We can 0 them and fit our models.

In [None]:
df_1 = df.copy()
df_1 = df_1.fillna(0)

In [None]:
df_1

In [None]:
k_means_zero = KMeans(n_clusters = 4, init = 'random')
k_means_zero.fit(df_1)
df_1['Four clusters'] = pd.Series(k_means_zero.predict(df_1.iloc[:,0:4].values), index = df_1.index)
sns.pairplot(df_1, hue = 'Four clusters')

What impact has zeroing the values had on our results?

Now, onto PCA.

In [None]:
# PCA analysis
n_components = 2

pca = PCA(n_components=n_components)
df_1_pca = pca.fit(df_1.iloc[:,0:4])

# Extract projected values
df_1_pca_vals = df_1_pca.transform(df_1.iloc[:,0:4])
df_1['c1'] = [item[0] for item in df_1_pca_vals]
df_1['c2'] = [item[1] for item in df_1_pca_vals]

sns.scatterplot(data = df_1, x = 'c1', y = 'c2')

In [None]:
df_1_pca.explained_variance_

In [None]:
df_1_pca.components_

### Replacing with the average

In [None]:
df_2 = df.copy()
for i in range(4):
    df_2.iloc[:,i] = df_2.iloc[:,i].fillna(df_2.iloc[:,i].mean())

In [None]:
df_2

In [None]:
k_means_zero = KMeans(n_clusters = 4, init = 'random')
k_means_zero.fit(df_2)
df_2['Four clusters'] = pd.Series(k_means_zero.predict(df_2.iloc[:,0:4].values), index = df_2.index)
sns.pairplot(df_2, hue = 'Four clusters')

In [None]:
# PCA analysis
n_components = 2

pca = PCA(n_components=n_components)
df_2_pca = pca.fit(df_2.iloc[:,0:4])

# Extract projected values
df_2_pca_vals = df_2_pca.transform(df_2.iloc[:,0:4])
df_2['c1'] = [item[0] for item in df_2_pca_vals]
df_2['c2'] = [item[1] for item in df_2_pca_vals]

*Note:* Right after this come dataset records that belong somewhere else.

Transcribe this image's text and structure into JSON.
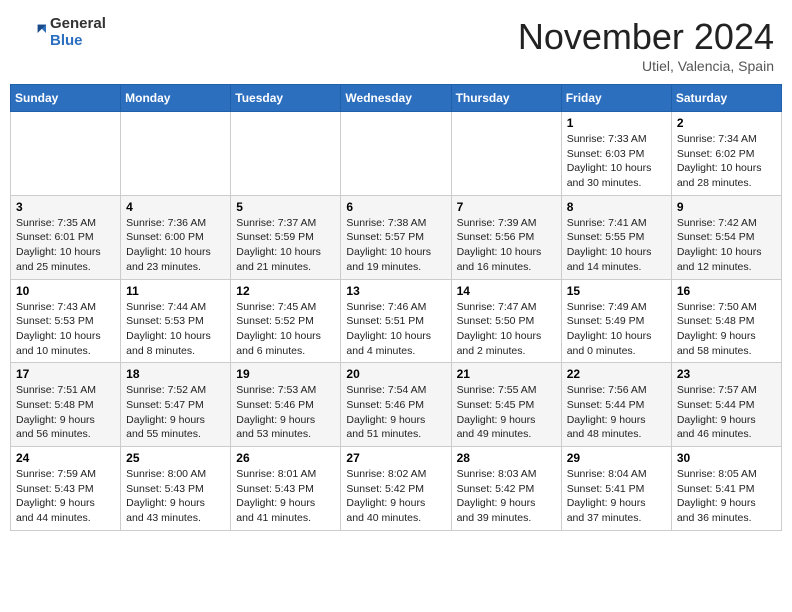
{
  "header": {
    "logo_general": "General",
    "logo_blue": "Blue",
    "month_title": "November 2024",
    "location": "Utiel, Valencia, Spain"
  },
  "days_of_week": [
    "Sunday",
    "Monday",
    "Tuesday",
    "Wednesday",
    "Thursday",
    "Friday",
    "Saturday"
  ],
  "weeks": [
    [
      {
        "day": "",
        "info": ""
      },
      {
        "day": "",
        "info": ""
      },
      {
        "day": "",
        "info": ""
      },
      {
        "day": "",
        "info": ""
      },
      {
        "day": "",
        "info": ""
      },
      {
        "day": "1",
        "info": "Sunrise: 7:33 AM\nSunset: 6:03 PM\nDaylight: 10 hours\nand 30 minutes."
      },
      {
        "day": "2",
        "info": "Sunrise: 7:34 AM\nSunset: 6:02 PM\nDaylight: 10 hours\nand 28 minutes."
      }
    ],
    [
      {
        "day": "3",
        "info": "Sunrise: 7:35 AM\nSunset: 6:01 PM\nDaylight: 10 hours\nand 25 minutes."
      },
      {
        "day": "4",
        "info": "Sunrise: 7:36 AM\nSunset: 6:00 PM\nDaylight: 10 hours\nand 23 minutes."
      },
      {
        "day": "5",
        "info": "Sunrise: 7:37 AM\nSunset: 5:59 PM\nDaylight: 10 hours\nand 21 minutes."
      },
      {
        "day": "6",
        "info": "Sunrise: 7:38 AM\nSunset: 5:57 PM\nDaylight: 10 hours\nand 19 minutes."
      },
      {
        "day": "7",
        "info": "Sunrise: 7:39 AM\nSunset: 5:56 PM\nDaylight: 10 hours\nand 16 minutes."
      },
      {
        "day": "8",
        "info": "Sunrise: 7:41 AM\nSunset: 5:55 PM\nDaylight: 10 hours\nand 14 minutes."
      },
      {
        "day": "9",
        "info": "Sunrise: 7:42 AM\nSunset: 5:54 PM\nDaylight: 10 hours\nand 12 minutes."
      }
    ],
    [
      {
        "day": "10",
        "info": "Sunrise: 7:43 AM\nSunset: 5:53 PM\nDaylight: 10 hours\nand 10 minutes."
      },
      {
        "day": "11",
        "info": "Sunrise: 7:44 AM\nSunset: 5:53 PM\nDaylight: 10 hours\nand 8 minutes."
      },
      {
        "day": "12",
        "info": "Sunrise: 7:45 AM\nSunset: 5:52 PM\nDaylight: 10 hours\nand 6 minutes."
      },
      {
        "day": "13",
        "info": "Sunrise: 7:46 AM\nSunset: 5:51 PM\nDaylight: 10 hours\nand 4 minutes."
      },
      {
        "day": "14",
        "info": "Sunrise: 7:47 AM\nSunset: 5:50 PM\nDaylight: 10 hours\nand 2 minutes."
      },
      {
        "day": "15",
        "info": "Sunrise: 7:49 AM\nSunset: 5:49 PM\nDaylight: 10 hours\nand 0 minutes."
      },
      {
        "day": "16",
        "info": "Sunrise: 7:50 AM\nSunset: 5:48 PM\nDaylight: 9 hours\nand 58 minutes."
      }
    ],
    [
      {
        "day": "17",
        "info": "Sunrise: 7:51 AM\nSunset: 5:48 PM\nDaylight: 9 hours\nand 56 minutes."
      },
      {
        "day": "18",
        "info": "Sunrise: 7:52 AM\nSunset: 5:47 PM\nDaylight: 9 hours\nand 55 minutes."
      },
      {
        "day": "19",
        "info": "Sunrise: 7:53 AM\nSunset: 5:46 PM\nDaylight: 9 hours\nand 53 minutes."
      },
      {
        "day": "20",
        "info": "Sunrise: 7:54 AM\nSunset: 5:46 PM\nDaylight: 9 hours\nand 51 minutes."
      },
      {
        "day": "21",
        "info": "Sunrise: 7:55 AM\nSunset: 5:45 PM\nDaylight: 9 hours\nand 49 minutes."
      },
      {
        "day": "22",
        "info": "Sunrise: 7:56 AM\nSunset: 5:44 PM\nDaylight: 9 hours\nand 48 minutes."
      },
      {
        "day": "23",
        "info": "Sunrise: 7:57 AM\nSunset: 5:44 PM\nDaylight: 9 hours\nand 46 minutes."
      }
    ],
    [
      {
        "day": "24",
        "info": "Sunrise: 7:59 AM\nSunset: 5:43 PM\nDaylight: 9 hours\nand 44 minutes."
      },
      {
        "day": "25",
        "info": "Sunrise: 8:00 AM\nSunset: 5:43 PM\nDaylight: 9 hours\nand 43 minutes."
      },
      {
        "day": "26",
        "info": "Sunrise: 8:01 AM\nSunset: 5:43 PM\nDaylight: 9 hours\nand 41 minutes."
      },
      {
        "day": "27",
        "info": "Sunrise: 8:02 AM\nSunset: 5:42 PM\nDaylight: 9 hours\nand 40 minutes."
      },
      {
        "day": "28",
        "info": "Sunrise: 8:03 AM\nSunset: 5:42 PM\nDaylight: 9 hours\nand 39 minutes."
      },
      {
        "day": "29",
        "info": "Sunrise: 8:04 AM\nSunset: 5:41 PM\nDaylight: 9 hours\nand 37 minutes."
      },
      {
        "day": "30",
        "info": "Sunrise: 8:05 AM\nSunset: 5:41 PM\nDaylight: 9 hours\nand 36 minutes."
      }
    ]
  ]
}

sns.scatterplot(data = df_2, x = 'c1', y = 'c2')

In [None]:
df_2_pca.explained_variance_

In [None]:
df_2_pca.components_

# Useful resources

The scikit learn UserGuide is very good. Both approaches here are often referred to as unsupervised learning methods and you can find the scikit learn section on these [here](https://scikit-learn.org/stable/unsupervised_learning.html).

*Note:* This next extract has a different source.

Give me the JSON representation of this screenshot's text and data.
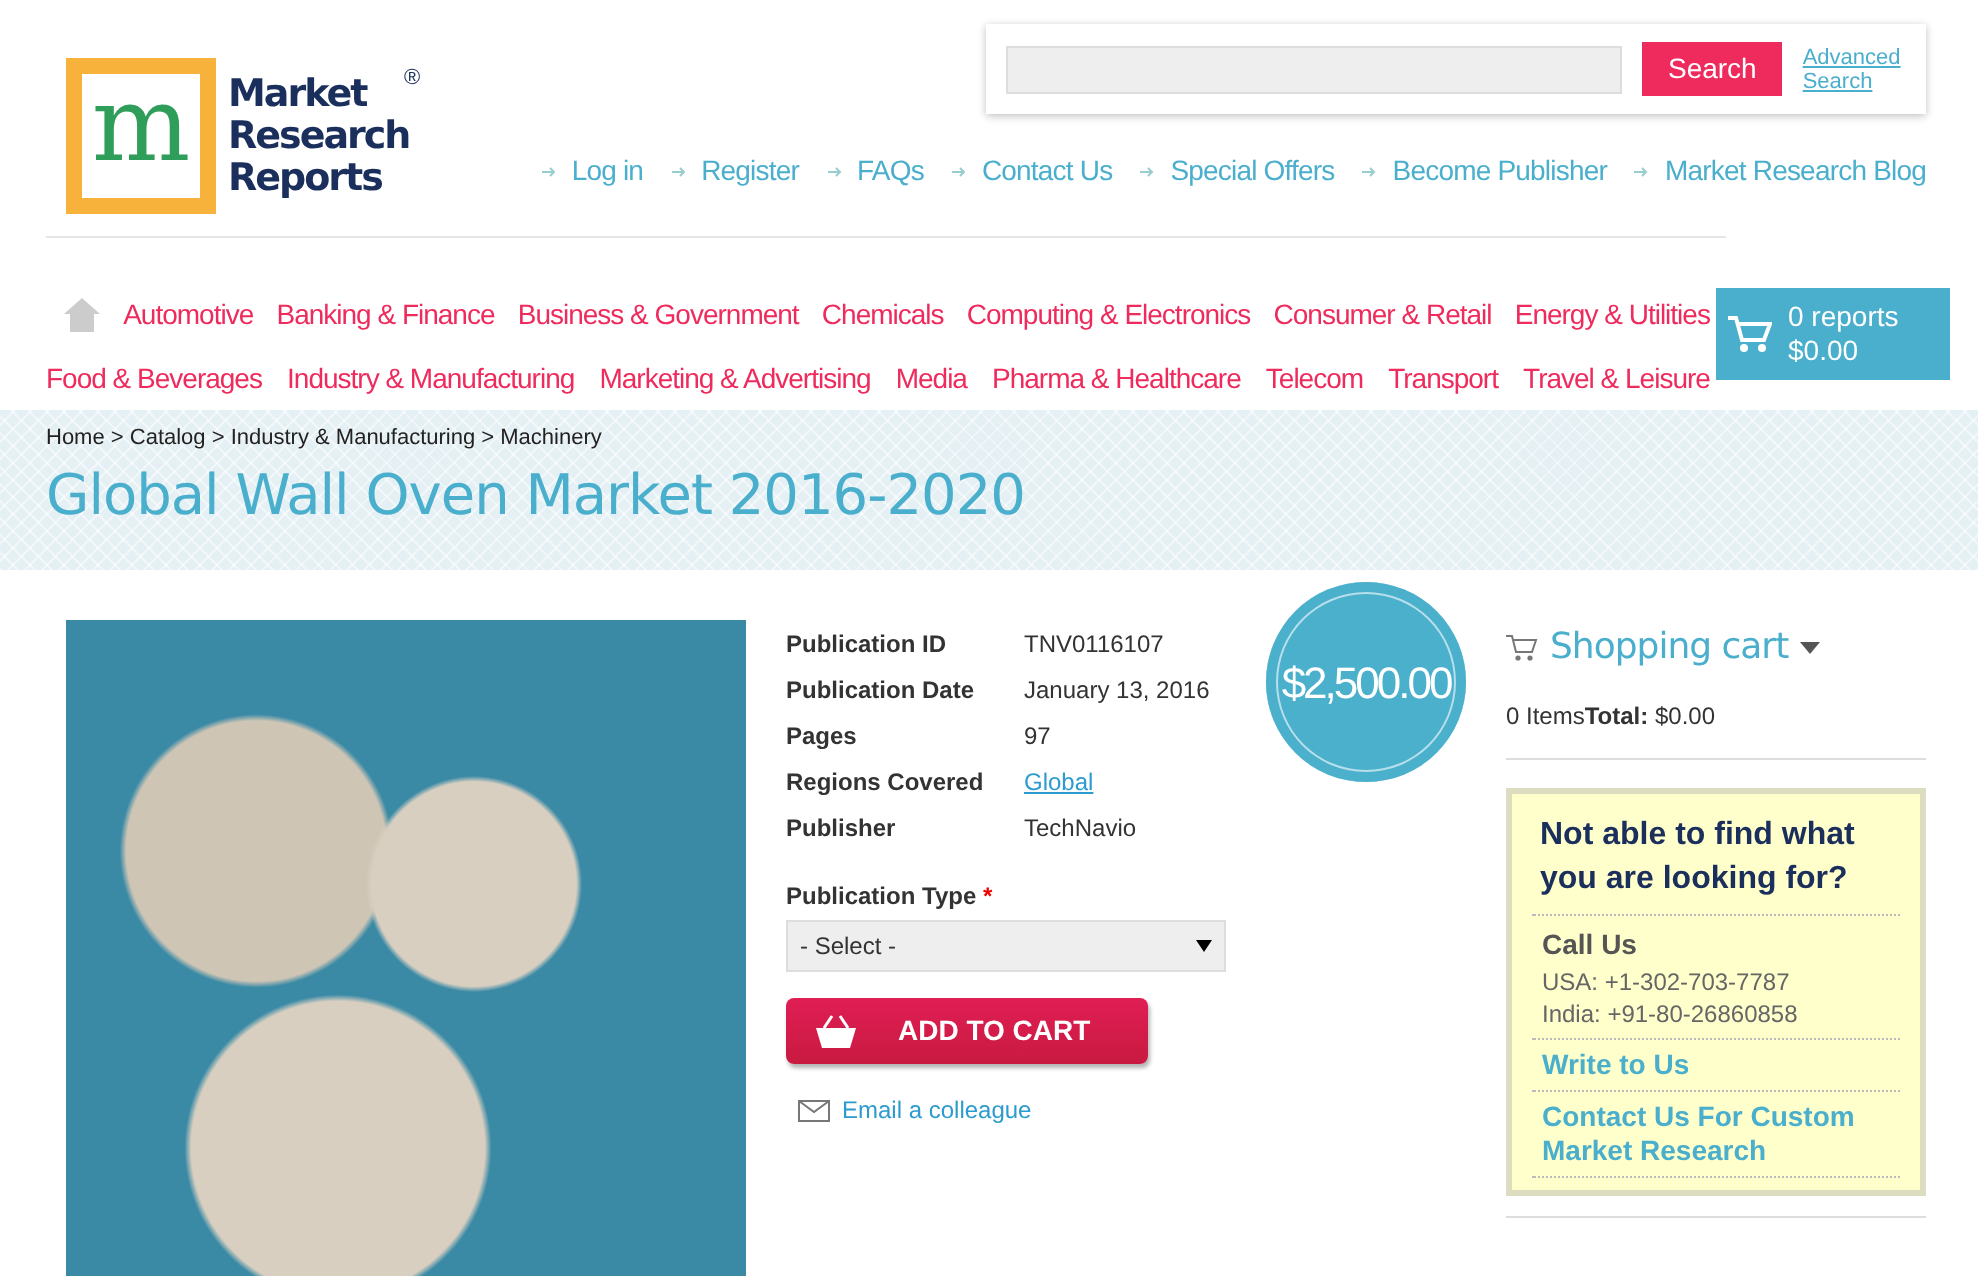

If you have issues with the documentation then also look at the scikit-learn [examples](https://scikit-learn.org/stable/auto_examples/index.html).

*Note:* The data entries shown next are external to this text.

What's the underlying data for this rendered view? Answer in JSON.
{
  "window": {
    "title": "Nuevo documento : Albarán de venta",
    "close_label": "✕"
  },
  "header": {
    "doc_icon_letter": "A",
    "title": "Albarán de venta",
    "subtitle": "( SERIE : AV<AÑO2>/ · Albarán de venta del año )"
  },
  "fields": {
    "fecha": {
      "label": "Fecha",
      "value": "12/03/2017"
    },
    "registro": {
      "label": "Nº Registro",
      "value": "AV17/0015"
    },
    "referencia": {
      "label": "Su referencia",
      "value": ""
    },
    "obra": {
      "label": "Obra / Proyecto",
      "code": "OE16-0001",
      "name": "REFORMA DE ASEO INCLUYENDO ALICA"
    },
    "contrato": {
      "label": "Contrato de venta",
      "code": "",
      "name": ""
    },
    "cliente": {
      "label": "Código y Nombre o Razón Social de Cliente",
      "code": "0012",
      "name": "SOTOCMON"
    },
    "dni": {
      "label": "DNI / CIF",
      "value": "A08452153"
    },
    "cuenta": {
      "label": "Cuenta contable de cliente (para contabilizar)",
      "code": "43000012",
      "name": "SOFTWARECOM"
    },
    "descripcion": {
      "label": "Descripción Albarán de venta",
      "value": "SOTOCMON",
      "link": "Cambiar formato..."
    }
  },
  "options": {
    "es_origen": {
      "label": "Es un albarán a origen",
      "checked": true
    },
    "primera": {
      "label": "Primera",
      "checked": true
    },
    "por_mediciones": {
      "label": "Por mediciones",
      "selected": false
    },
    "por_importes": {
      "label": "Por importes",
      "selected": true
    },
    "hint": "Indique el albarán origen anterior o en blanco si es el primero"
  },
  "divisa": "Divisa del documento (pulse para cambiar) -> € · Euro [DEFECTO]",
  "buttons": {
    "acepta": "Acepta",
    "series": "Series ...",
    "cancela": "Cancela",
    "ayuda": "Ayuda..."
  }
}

Also, in no particular order:

* The [In-Depth sections of the Python Data Science Handbook](https://jakevdp.github.io/PythonDataScienceHandbook/index.html). More for machine learning but interesting all the same.
* [Python for Data Analysis](https://www.amazon.co.uk/Python-Data-Analysis-Wes-Mckinney/dp/1491957662/ref=sr_1_3?dchild=1&keywords=Python+for+Data+Analysis%3A+Data+Wrangling&qid=1603809746&sr=8-3) (ebook is available via [Warwick library](https://encore.lib.warwick.ac.uk/iii/encore/search/C__Spython%20for%20data%20analysis__Orightresult__U;jsessionid=5A7D1DE9BAC479EE36B491F8FAC8F1FD?lang=eng))

In case you are bored:

* [Stack abuse](https://stackabuse.com/tag/python/) - Some fun blog entries to look at
* [Towards data science](https://towardsdatascience.com/) - a blog that contains a mix of intro, intermediate and advanced topics. Nice to skim through to try and undrestand something new.

Please do try out some of the techniques detailed in the lecture material The simple examples found in the scikit learn documentation are rather good. Generally, I find it much easier to try to understand a method using a simple dataset.